Denail of abstract concepts having the ability to be true caused a lot of mess. I like Barry Smith's Introduction into Applied Ontology where he makes a deeper case for why it's very useful to be able to think of abstract concepts as true.

You speak about "Joint-Carvey ontologies". A quick Google search suggests that you are the first person who uses this phrase online. I can guess what you mean by thinking about the phrase and having cultural LW background but it's hard to follow along. Without Googling I don't know whether you actually refer to something that has a more formal definition.

comment by ChristianKl · 2017-12-18T00:23:27.969Z · LW(p) · GW(p)

Let's take the issue of truth and knowledge as an example. In terms of Genereal Semantics means to fail at consciousness of abstraction. The two happen on different layers of abstraction.

Lately it has become fashionable to speak about 'post-truth' and when you call for ignoring truth, you further the forces that attack it. When you redefine 'truth' to mean 'knowledge' that's an Orwellian attack on the concept of truth that destroys that capability of the language to represent the very notion of truth and have a discourse about it.

As part of caring about practical applied ontology I participate in Wikidata. There's a contentious question of whether the data quality of Wikidata is high enough to be automatically imported into Wikipedia.

You could go and argue that the data quality depends on how much of the information that gets imported is true and how much is false. That's however not the central issue for the Wikipedians. They rather care about how much of it can be referenced with sources.

If you fail to mentally distinguish what's true from what's verifiable knowledge, that can produce problems because the two aren't the same thing. When things become complex enough so that you can't easily grasp it, you will start to believe that the tree didn't made a sound because nobody heard it.

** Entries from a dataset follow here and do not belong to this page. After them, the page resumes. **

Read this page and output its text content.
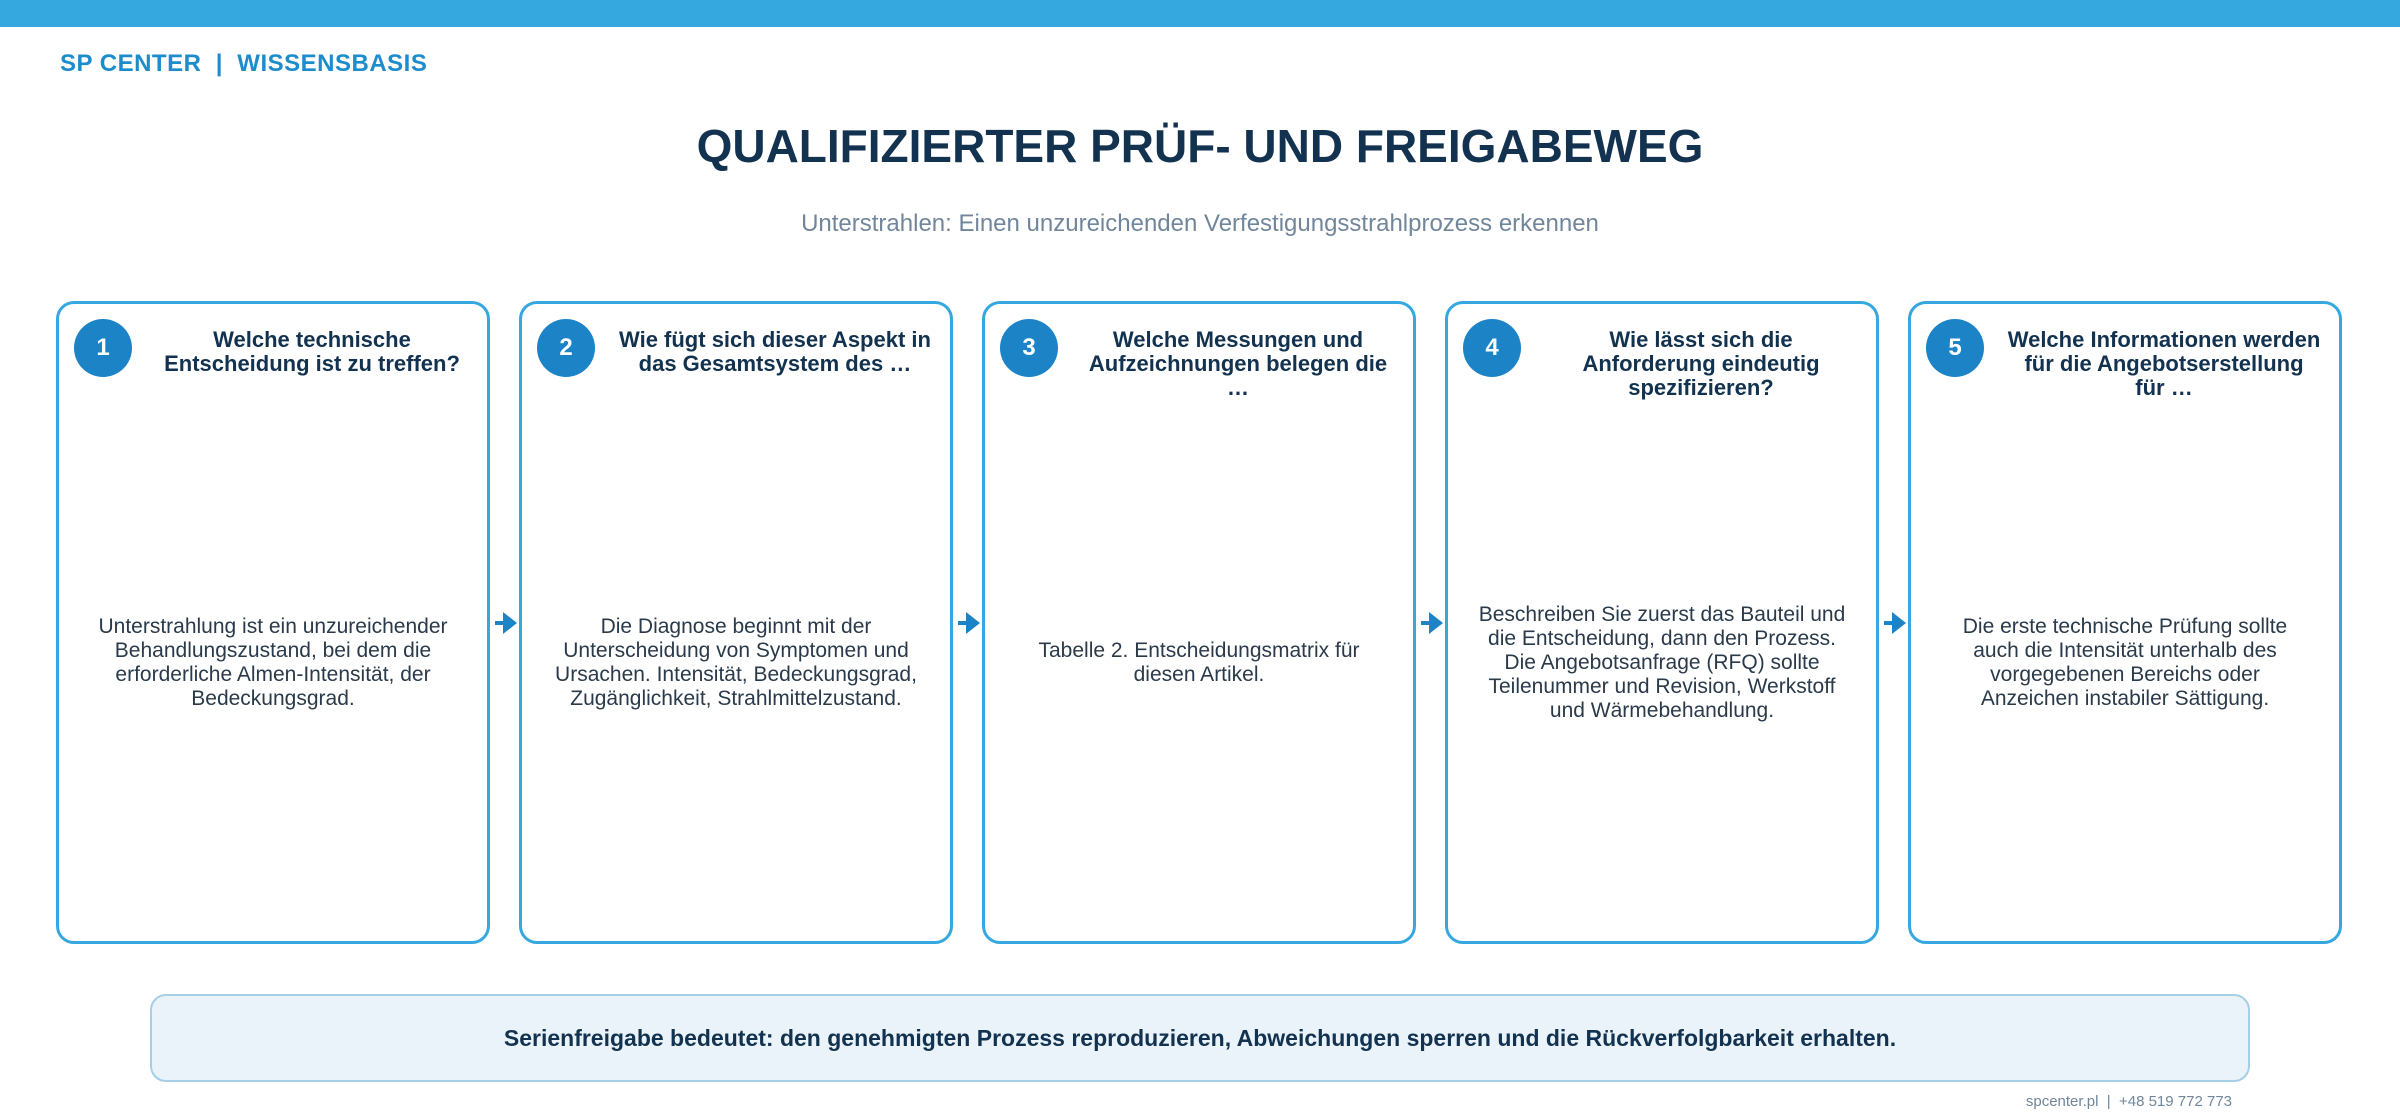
SP CENTER  |  WISSENSBASIS
QUALIFIZIERTER PRÜF- UND FREIGABEWEG
Unterstrahlen: Einen unzureichenden Verfestigungsstrahlprozess erkennen
1	Welche technische Entscheidung ist zu treffen?
Unterstrahlung ist ein unzureichender Behandlungszustand, bei dem die erforderliche Almen-Intensität, der Bedeckungsgrad.
2	Wie fügt sich dieser Aspekt in das Gesamtsystem des …
Die Diagnose beginnt mit der Unterscheidung von Symptomen und Ursachen. Intensität, Bedeckungsgrad, Zugänglichkeit, Strahlmittelzustand.
3	Welche Messungen und Aufzeichnungen belegen die …
Tabelle 2. Entscheidungsmatrix für diesen Artikel.
4	Wie lässt sich die Anforderung eindeutig spezifizieren?
Beschreiben Sie zuerst das Bauteil und die Entscheidung, dann den Prozess. Die Angebotsanfrage (RFQ) sollte Teilenummer und Revision, Werkstoff und Wärmebehandlung.
5	Welche Informationen werden für die Angebotserstellung für …
Die erste technische Prüfung sollte auch die Intensität unterhalb des vorgegebenen Bereichs oder Anzeichen instabiler Sättigung.
Serienfreigabe bedeutet: den genehmigten Prozess reproduzieren, Abweichungen sperren und die Rückverfolgbarkeit erhalten.
spcenter.pl  |  +48 519 772 773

But lets get back to whether ideas can be true. If we have the sentence "autism rose over the last decade" it speaks about something called "autism". From a physicalist perspective you can say that there are just configurations of atoms and there isn't really anything that's really "autism" so the whole question is pointless because you can't make true statements about it.

This basically means that any conception of autism is as good as any other. As a result you get the awful DSM that based on consenus about clusters of symptoms that intended to be theory-neutral instead of a concept of autism that's tries to answer based on empiric evidence what autism happens to be.

If we get back to the issue of "autism rose over the last decade" consciousness of abstraction is again important. There are the official numbers that get released. Maybe the official numbers rose because more people went to doctors that can diagnose autism. It takes consciousness of abstraction to keep the two apart. You get another layer when you think about how maybe doctors are more willing to diagnose autism given the same symptoms. As mentioned above there's probably a cluster in reality that corresponds to autism and that's distinct from autism!DSM, that distinction gets you another layer.

You can make reasoning mistakes by confusing all of those layers.

comment by NunoSempere (Radamantis) · 2017-12-17T19:23:26.289Z · LW(p) · GW(p)

Thank you for your polite reply.

This means that the tree that falls in the forest doesn't truly make a sound because there's nobody around to have the insight that it makes a sound.

Precisely! This is really unsatisfactory. However, it is still sometimes useful to think in those terms, to not distinguish between knowledge and truth, or to ignore truth and focus on knowledge. The question "How can I find a way to rethink the following insight in terms of maps and territories?" is not rethorical, and wasn't meant as a dismissal: I really do have a hard time rephrasing something like that in terms other than that the student is beginning to grok, or beginning to develop a relationship with European History in the same way that he might develop a relationship with a friend. I understand that this might be a crutch, and therefore I asked that question.

By joint-carvey ontologies I mean ontologies that carve reality at its joints. Divisions that point at something significant.

The middle half of your commentary leaves me confused, because I don't see what prompted it.